Okay, so you're either reading this because you agree, or you completely disagree and are going to try and prove me wrong.
"But I've heard so many resolution success stories!"
"It's practically a staple of society now!!"
"Resolutions are all everyone talks about at parties, so I HAVE to make something up!!!"
I feel you, I really do, but do you know what you can tell those people? That they can SHOVE IT.
Before they get all offended, you can tell them that less than 8% of New Year's Resolutions are actually successful and result in more stress returning from your holiday break than a person can really handle.
Picture this: you've just returned from your winter break with its parties, crazy family drama, and drinking, only to sit down at home and try to learn a new language, lose 15 pounds, meditate daily, and keep several bullet journals since you read in an article that it would "keep you mindful."
If this sounds familiar, I am so sorry. The New Year doesn't have to be this way; setting goals for yourself is smart, and I'm not going to poke the metaphorical Goal Bear, but this is actually an incredibly counterproductive way of trying to achieve them. Going from doing absolutely nothing to doing everyone is going to give you goal-whiplash in the worst of ways. Instead, try and bite off your goals in manageable chunks instead of all at once. For example, learning a language is wonderful! It makes you a more worldly human being, reduces the potential of dementia and Alzheimer's, and gives you another party trick. It is not a reasonable goal, however, to try and become fluent in a year. Instead, start slowly and surely and integrate that new habit of studying into your life. The same goes for getting active: start slowly and surely, or you'll putter out before you really even start.
Another thing: for the most part, resolutions are based around what you think is expected of you rather than what you actually need. Many of them are (for the most part) healthy choices, but they aren't the most important things for you personally. Sure, losing 15 pounds is probably a good idea, but do you know what may be a better idea? Getting your budget back on track before hitting the dumb track. Societal expectations shouldn't dictate what's important for you.

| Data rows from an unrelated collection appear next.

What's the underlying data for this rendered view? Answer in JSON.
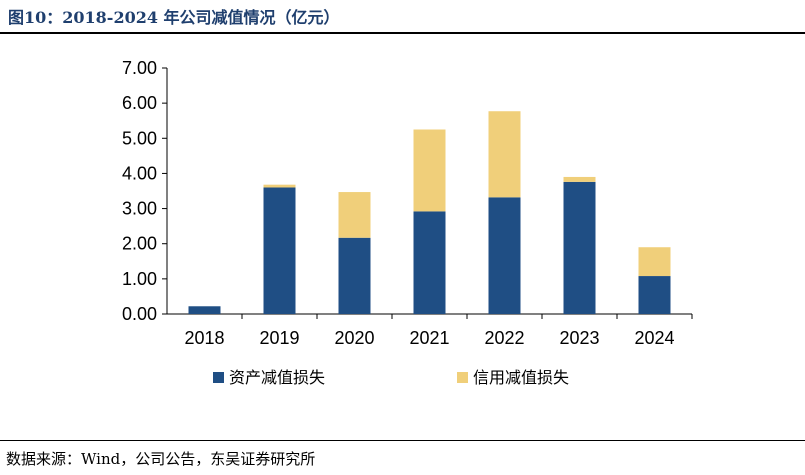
{
  "header": {
    "title": "图10：2018-2024 年公司减值情况（亿元）"
  },
  "footer": {
    "source": "数据来源：Wind，公司公告，东吴证券研究所"
  },
  "chart_data": {
    "type": "bar",
    "stacked": true,
    "title": "",
    "xlabel": "",
    "ylabel": "",
    "categories": [
      "2018",
      "2019",
      "2020",
      "2021",
      "2022",
      "2023",
      "2024"
    ],
    "ylim": [
      0,
      7
    ],
    "yticks": [
      "0.00",
      "1.00",
      "2.00",
      "3.00",
      "4.00",
      "5.00",
      "6.00",
      "7.00"
    ],
    "series": [
      {
        "name": "资产减值损失",
        "color": "#1f4e84",
        "values": [
          0.22,
          3.6,
          2.17,
          2.92,
          3.32,
          3.76,
          1.08
        ]
      },
      {
        "name": "信用减值损失",
        "color": "#f0cf7a",
        "values": [
          0.0,
          0.08,
          1.3,
          2.33,
          2.45,
          0.14,
          0.82
        ]
      }
    ],
    "legend": "bottom",
    "grid": false
  }
}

Lastly, the timing of these resolutions is actual ASS. January is the start of the new year, not the new YOU, so continue living your life day by day and improve yourself with the passage of your own life, not the calendar. This is going to sound cheesy, I know, but your life isn't sectioned off in 365-day portions: some parts move more quickly than others, and trying to shove a goal into a spot where it shouldn't fit isn't going to help anyone.
So remember, find time to better yourself on your own terms, and tell people where they can put their New Year's Resolutions: back into the Void of Bad Decisions.